Lawmakers seek to grow federal drug discount program under scrutiny from Trump

State lawmakers are pushing a measure to expand a controversial federal program that gives hospitals hefty discounts on drugs as the Trump administration seeks to curtail spending within the program.

Legislators have introduced a bill to expand the 340B program, an initiative that gives safety-net hospitals a large discount on outpatient drugs while offering a full-price federal reimbursement. The U.S. government created the program in 1992 to offer financial assistance to safety-net hospitals so they could dedicate more funding to provide free or discounted care to low-income patients. But critics of the program say that it has grown exponentially, and that there are few requirements in place to ensure that patients benefit from drug discounts.

The 340B prescription drug anti-discrimination act, sponsored by Health Chairman Sen. Gustavo Rivera, bans pharmaceutical companies from imposing administrative burdens on hospitals or pharmacies that could reduce their savings through the program. The bill, which was on the table during the last legislative session, would make it easier for pharmacies to participate in 340B, a shift proponents say could deliver more benefits to patients.

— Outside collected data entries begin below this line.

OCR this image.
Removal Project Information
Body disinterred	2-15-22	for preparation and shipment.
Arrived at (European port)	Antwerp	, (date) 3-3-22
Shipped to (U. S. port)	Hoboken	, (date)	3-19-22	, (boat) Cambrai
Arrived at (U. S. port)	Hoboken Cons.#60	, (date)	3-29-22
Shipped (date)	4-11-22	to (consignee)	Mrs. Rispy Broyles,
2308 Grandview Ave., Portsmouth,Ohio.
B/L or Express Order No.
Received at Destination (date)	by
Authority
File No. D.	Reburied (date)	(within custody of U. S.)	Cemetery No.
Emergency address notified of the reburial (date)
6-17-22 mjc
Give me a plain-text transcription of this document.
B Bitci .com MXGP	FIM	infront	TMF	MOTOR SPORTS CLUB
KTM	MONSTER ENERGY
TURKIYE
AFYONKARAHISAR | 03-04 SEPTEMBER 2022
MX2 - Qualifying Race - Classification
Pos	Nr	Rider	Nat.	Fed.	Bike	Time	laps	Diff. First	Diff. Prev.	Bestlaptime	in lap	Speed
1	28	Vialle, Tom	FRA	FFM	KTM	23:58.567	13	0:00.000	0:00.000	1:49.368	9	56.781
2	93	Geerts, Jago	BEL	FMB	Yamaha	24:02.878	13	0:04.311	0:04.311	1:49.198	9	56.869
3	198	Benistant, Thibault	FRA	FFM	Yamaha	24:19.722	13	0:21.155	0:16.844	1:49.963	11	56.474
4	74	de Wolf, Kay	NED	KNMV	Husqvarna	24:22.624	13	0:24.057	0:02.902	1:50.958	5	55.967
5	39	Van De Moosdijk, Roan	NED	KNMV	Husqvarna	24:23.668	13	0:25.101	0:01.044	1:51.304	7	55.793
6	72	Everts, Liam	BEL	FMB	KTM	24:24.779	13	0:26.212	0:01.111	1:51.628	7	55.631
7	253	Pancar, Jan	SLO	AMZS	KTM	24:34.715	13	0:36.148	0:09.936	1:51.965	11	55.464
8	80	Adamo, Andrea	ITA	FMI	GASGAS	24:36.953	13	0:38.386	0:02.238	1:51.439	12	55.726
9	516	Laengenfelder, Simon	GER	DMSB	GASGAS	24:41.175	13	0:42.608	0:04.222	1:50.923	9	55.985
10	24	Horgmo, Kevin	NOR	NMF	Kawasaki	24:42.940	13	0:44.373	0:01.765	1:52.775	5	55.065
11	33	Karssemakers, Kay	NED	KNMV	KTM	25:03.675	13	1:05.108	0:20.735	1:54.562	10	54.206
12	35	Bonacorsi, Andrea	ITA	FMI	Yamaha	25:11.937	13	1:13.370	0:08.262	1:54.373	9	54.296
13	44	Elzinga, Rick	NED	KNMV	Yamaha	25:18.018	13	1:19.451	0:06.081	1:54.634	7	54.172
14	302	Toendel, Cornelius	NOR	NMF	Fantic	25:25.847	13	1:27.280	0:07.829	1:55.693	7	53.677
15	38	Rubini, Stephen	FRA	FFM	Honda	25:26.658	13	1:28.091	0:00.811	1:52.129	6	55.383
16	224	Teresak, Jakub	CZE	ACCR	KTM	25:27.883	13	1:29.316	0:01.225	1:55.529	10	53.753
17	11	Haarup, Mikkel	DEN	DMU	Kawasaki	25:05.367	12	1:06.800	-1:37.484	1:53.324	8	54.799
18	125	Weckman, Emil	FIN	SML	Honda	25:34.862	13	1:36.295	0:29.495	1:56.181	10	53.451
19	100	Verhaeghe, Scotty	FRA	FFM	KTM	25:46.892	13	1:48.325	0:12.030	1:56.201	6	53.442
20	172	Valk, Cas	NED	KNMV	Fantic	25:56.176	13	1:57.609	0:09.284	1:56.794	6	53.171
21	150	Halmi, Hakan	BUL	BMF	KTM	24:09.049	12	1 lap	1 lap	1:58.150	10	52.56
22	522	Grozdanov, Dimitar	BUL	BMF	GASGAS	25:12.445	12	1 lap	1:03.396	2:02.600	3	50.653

Supporters of the measure, including hospitals and pharmacy groups, say it will improve care for vulnerable communities at no cost to the state and ban discriminatory practices from drugmakers. But critics, including pharmaceutical companies, say the bill will actually rack up costs by opening up the floodgates for more pharmacies to contract with hospitals to get a piece of the pie.

“Pharmacies are making a lot of money off of this program,” said Dr. Robert Popovian, chief science policy officer at the Global Healthy Living Foundation and biopharmaceutical consultant. “The margins are huge.”

Rivera did not respond to questions about the bill or criticisms of his effort to expand the 340B program.

The state push to grow 340B comes as the Trump administration has signaled plans to reduce payments to hospitals through the program. Trump issued an executive order last week that directs the U.S. Department of Health and Human Services to study 340B costs and come up with rules to align drug payments with Medicare rates, building on an effort during his first administration to reduce federal spending on the program.

High costs of the 340B program led New York to make major reforms on the state-level in 2023. The state changed the way it administered drug benefits for Medicaid patients, partly because the costs of the program grew by 200% between 2017 and 2020, state data shows.

Opponents of efforts to grow the program estimate that the bill to expand the program could increase the state’s costs. 340B currently costs employers and workers in New York more than $446 million per year – an expense that could grow to $563 million if the measure passes, according to an estimate from IQVIA.

As some lawmakers seek to expand 340B, others have called for more transparency to ensure the program is working. Assemblywoman Amanda Septimo introduced a bill that would require hospitals that participate in the program to report how much revenue they earn from the drug discount program as well as how much they spend on charity care to evaluate whether the program is serving low-income patients.

“You can’t responsibly be in a place of growing capacity of the program without knowing its capacity,” Septimo said in an interview. “Where are those funds going?”

Brian Conway, a spokesman for the Greater New York Hospital Association, which lobbies on behalf of more than 200 regional hospitals, said the group opposes the transparency bill because it introduces requirements that are not a part of the federal law.

“Just like manufacturers and other participants in the drug supply chain should not impose requirements on safety net providers that are not founded in the 340B law, we do not think the state should impose such requirements,” Conway said.